The new version is shorter, indexable and most importantly, not forgettable. There is no version of this query you can write that accidentally returns deleted data, because deleted data isn’t in those relations.

Step 6: Implementing in SQL

CREATE SEQUENCE post_id_seq;
CREATE SEQUENCE comment_id_seq;

CREATE TABLE posts (
    id BIGINT PRIMARY KEY DEFAULT nextval('post_id_seq'),
    title VARCHAR(200) NOT NULL,
    slug VARCHAR(200) NOT NULL,
    content TEXT NOT NULL,
    author_id INT NOT NULL REFERENCES users(id),
    created_at TIMESTAMP NOT NULL DEFAULT NOW(),
    UNIQUE (author_id, slug)
);

CREATE TABLE deleted_posts (
    id BIGINT PRIMARY KEY,
    title VARCHAR(200) NOT NULL,
    slug VARCHAR(200) NOT NULL,
    content TEXT NOT NULL,
    author_id INT NOT NULL,
    created_at TIMESTAMP NOT NULL,
    deleted_at TIMESTAMP NOT NULL DEFAULT NOW(),
    deleted_by INT NOT NULL
);

CREATE TABLE comments (
    id BIGINT PRIMARY KEY DEFAULT nextval('comment_id_seq'),
    post_id BIGINT NOT NULL REFERENCES posts(id) ON DELETE CASCADE,
    user_id INT NOT NULL REFERENCES users(id),
    text TEXT NOT NULL,
    created_at TIMESTAMP NOT NULL DEFAULT NOW()
);

CREATE TABLE deleted_comments (
    id BIGINT PRIMARY KEY,
    post_id BIGINT NOT NULL,
    user_id INT NOT NULL,
    text TEXT NOT NULL,
    created_at TIMESTAMP NOT NULL,
    deleted_at TIMESTAMP NOT NULL DEFAULT NOW()
);

CREATE INDEX idx_comments_post ON comments(post_id, created_at);
CREATE INDEX idx_deleted_posts_deleted_at ON deleted_posts(deleted_at);

Deletion becomes a transaction: copy the post into deleted_posts, copy the related comments into deleted_comments, delete from posts (which cascades into comments). It’s more work at write time. Reads which are way more frequent in most apps get cleaner, faster, and stop depending on whether the developer remembered the convention.

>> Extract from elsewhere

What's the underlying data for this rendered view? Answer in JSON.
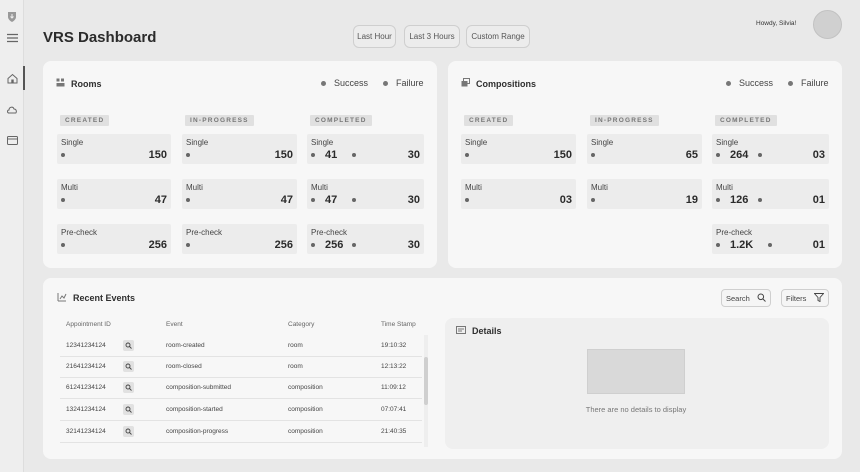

A counter-argument I genuinely considered: “this is just soft-delete with extra steps”. I thought so too at first. The difference is where the partition lives. With deleted_at, the partition is in the head of every developer who writes a query. With separate relations, the partition is in the schema, and the database enforces it for free.

I think I’ll slowly realise what else I’ve missed here and continue this post later but I think I covered the examples I had missed in the previous.